Table of Contents

Connected Components: Graph Algorithm Guide

Software Engineer

July 18, 2025

Connected Components: Graph Algorithm Guide

Graphs are a natural way to represent relationships, between users, machines, transactions, or any connected entities. A central question in graph analysis is: which parts of the graph are actually connected? In many applications, this isn’t just a structural detail. It determines what’s reachable, what’s isolated, and how information or risk can spread.

The concept of connected components captures this. In an undirected graph, a connected component is a set of nodes where every node is reachable from any other in the same set. Identifying these components is often a first step before deeper analysis like community detection, anomaly tracking, or attack path modeling.

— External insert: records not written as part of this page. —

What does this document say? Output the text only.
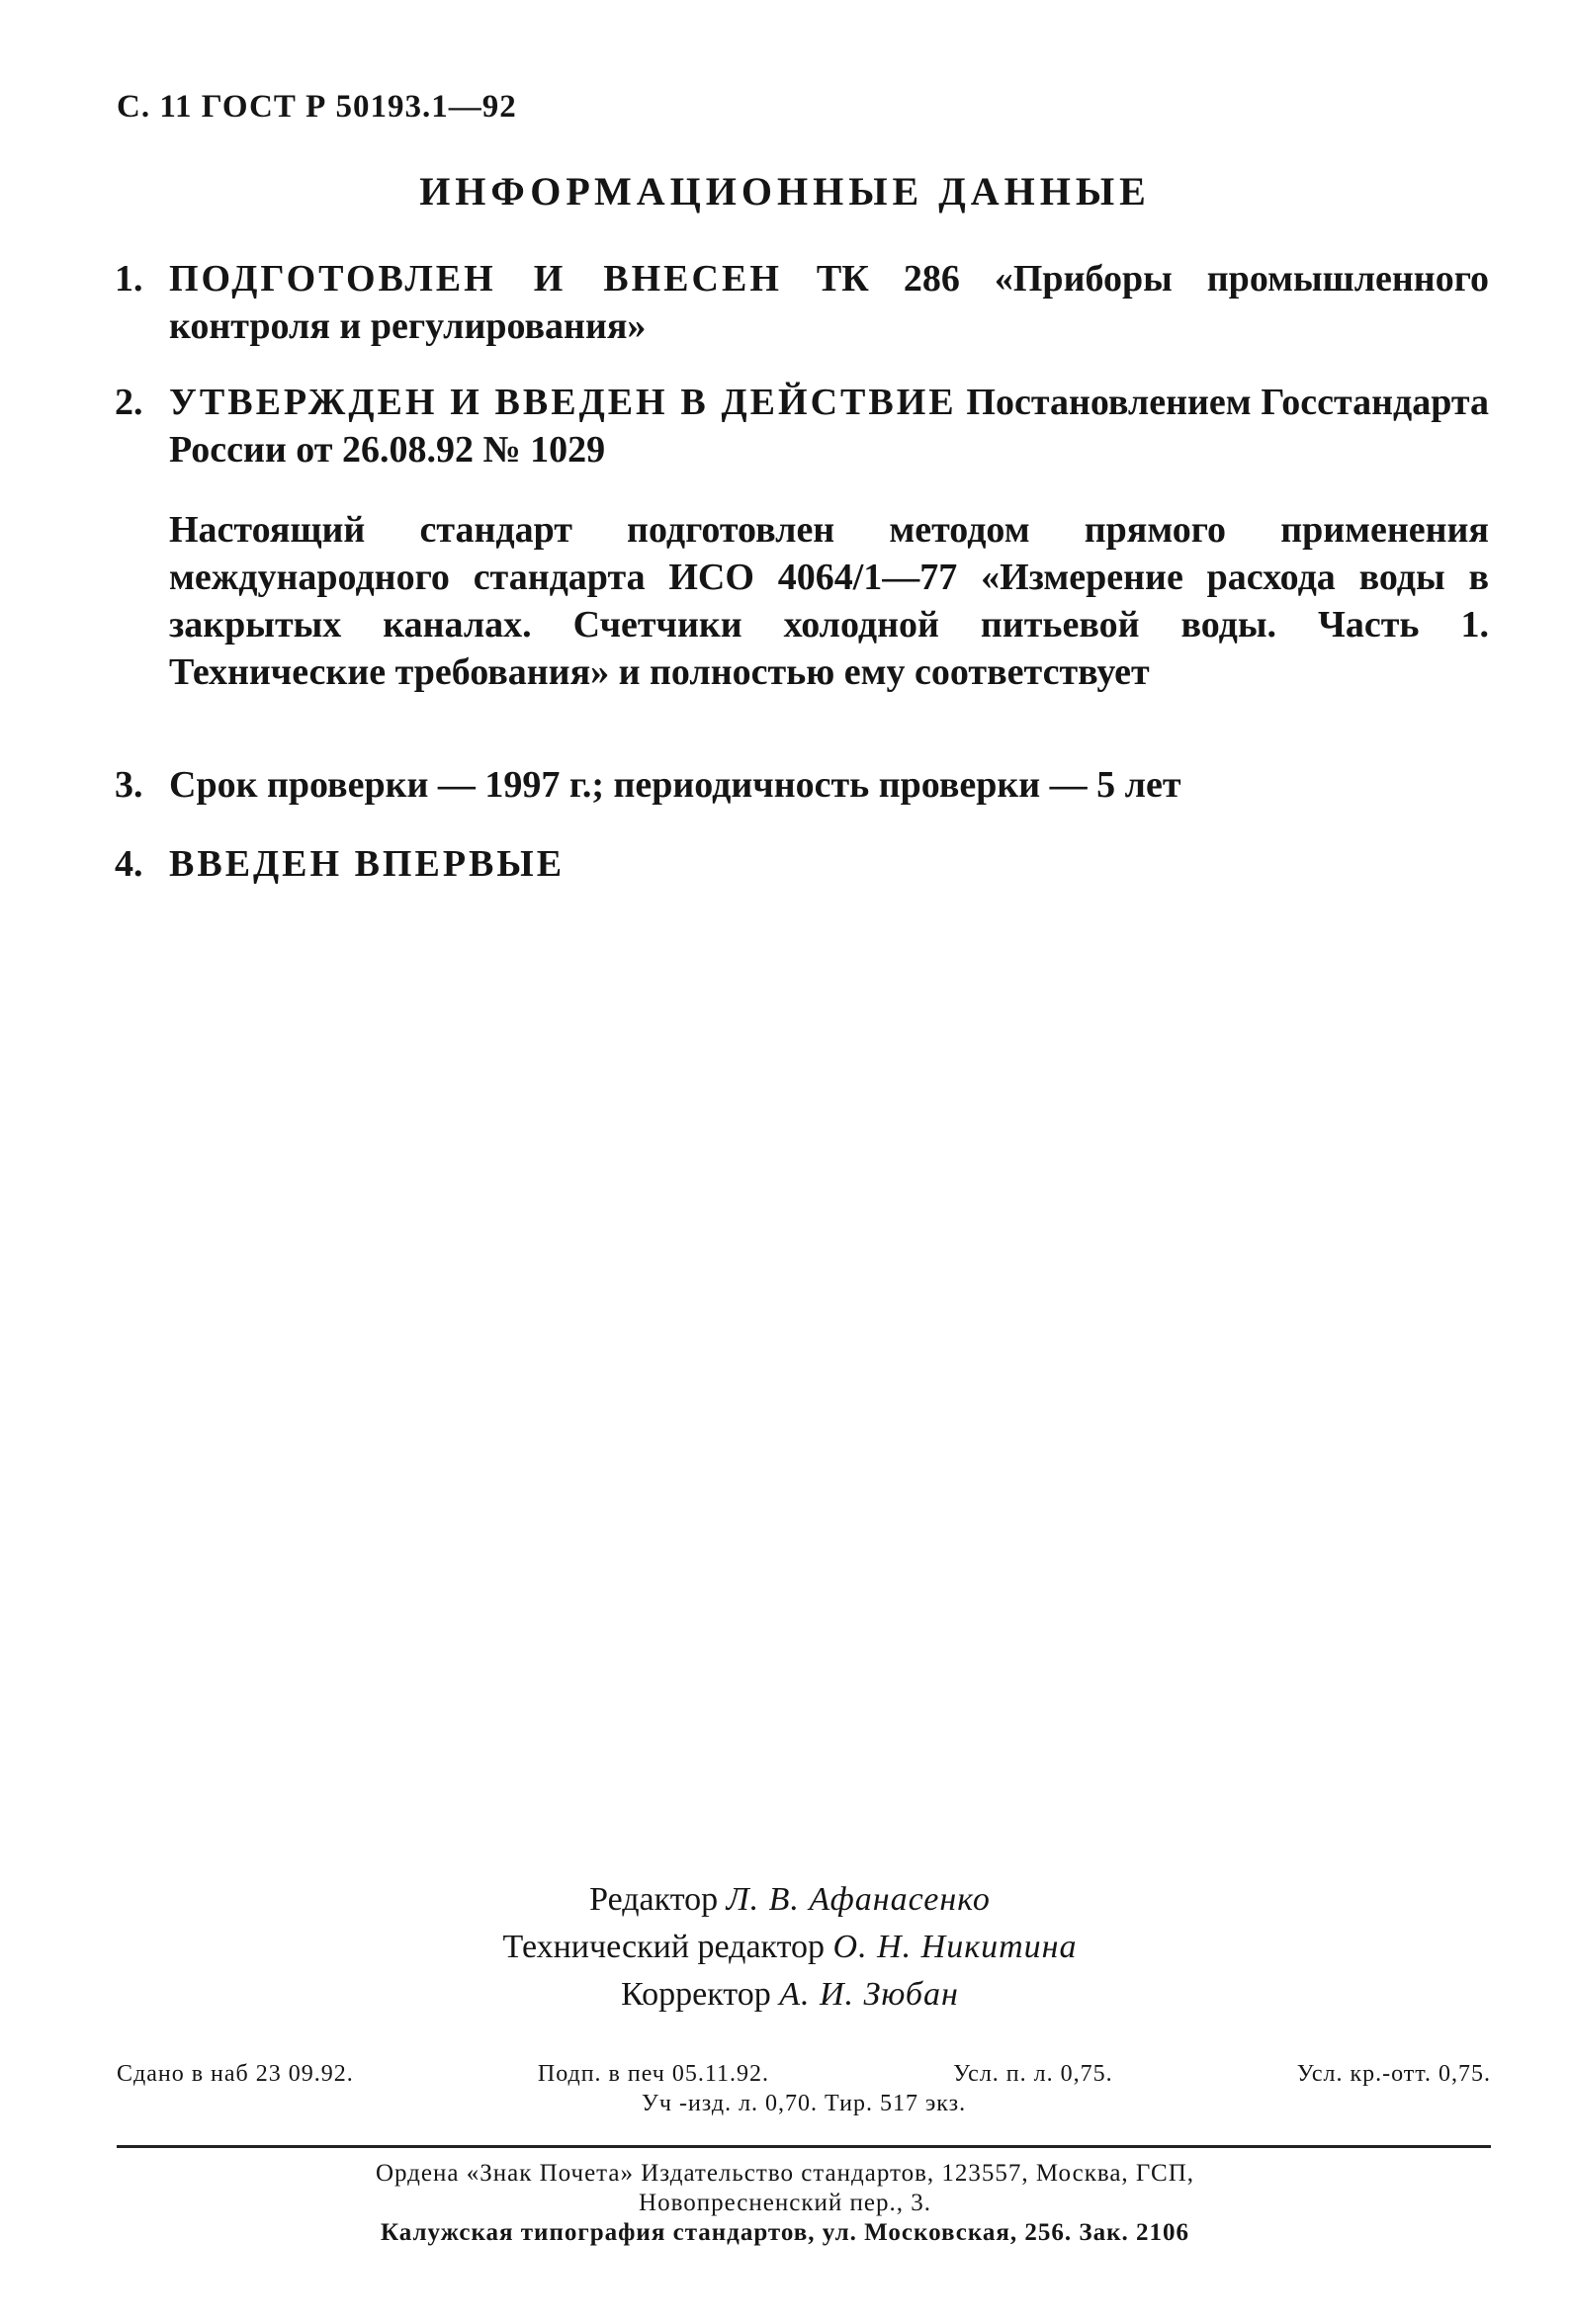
С. 11 ГОСТ Р 50193.1—92
ИНФОРМАЦИОННЫЕ ДАННЫЕ
1. ПОДГОТОВЛЕН И ВНЕСЕН ТК 286 «Приборы промышленного контроля и регулирования»
2. УТВЕРЖДЕН И ВВЕДЕН В ДЕЙСТВИЕ Постановлением Госстандарта России от 26.08.92 № 1029
Настоящий стандарт подготовлен методом прямого применения международного стандарта ИСО 4064/1—77 «Измерение расхода воды в закрытых каналах. Счетчики холодной питьевой воды. Часть 1. Технические требования» и полностью ему соответствует
3. Срок проверки — 1997 г.; периодичность проверки — 5 лет
4. ВВЕДЕН ВПЕРВЫЕ
Редактор Л. В. Афанасенко
Технический редактор О. Н. Никитина
Корректор А. И. Зюбан
Сдано в наб 23 09.92.	Подп. в печ 05.11.92.	Усл. п. л. 0,75.	Усл. кр.-отт. 0,75.
Уч -изд. л. 0,70. Тир. 517 экз.
Ордена «Знак Почета» Издательство стандартов, 123557, Москва, ГСП,
Новопресненский пер., 3.
Калужская типография стандартов, ул. Московская, 256. Зак. 2106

This post explores how connected components are computed. We’ll start with basic graph concepts and walk through the serial algorithms based on graph traversal and disjoint set union, then explain parallel algorithms using tree contraction. We’ll also discuss how this computation fits into vertex-centric graph processing models. Finally, we’ll demonstrate how to compute connected components directly on tabular data using PuppyGraph, without data migration or ETL.

Graphs and Connectivity Concepts

A graph is a set of nodes (also called vertices) connected by edges. It’s a foundational structure for representing relationships—between users, devices, events, or any entities that interact. Following convention, we typically denote the number of nodes by n and the number of edges by m.

Graphs can be undirected, where edges imply mutual relationships (like friendships), or directed, where edges have direction (like who follows whom on a social platform).

In the property graph model, which is widely used in practice, both nodes and edges can carry labels and attributes. For example, a node might represent a user with attributes like name and role, and an edge might represent an access relationship with an associated timestamp. These properties make graphs more expressive and useful in domains like fraud detection, cybersecurity, and infrastructure modeling.

Connectivity

In an undirected graph, connectivity means there is a path between two nodes. If you can get from node A to node B by following a sequence of edges, then A and B are connected.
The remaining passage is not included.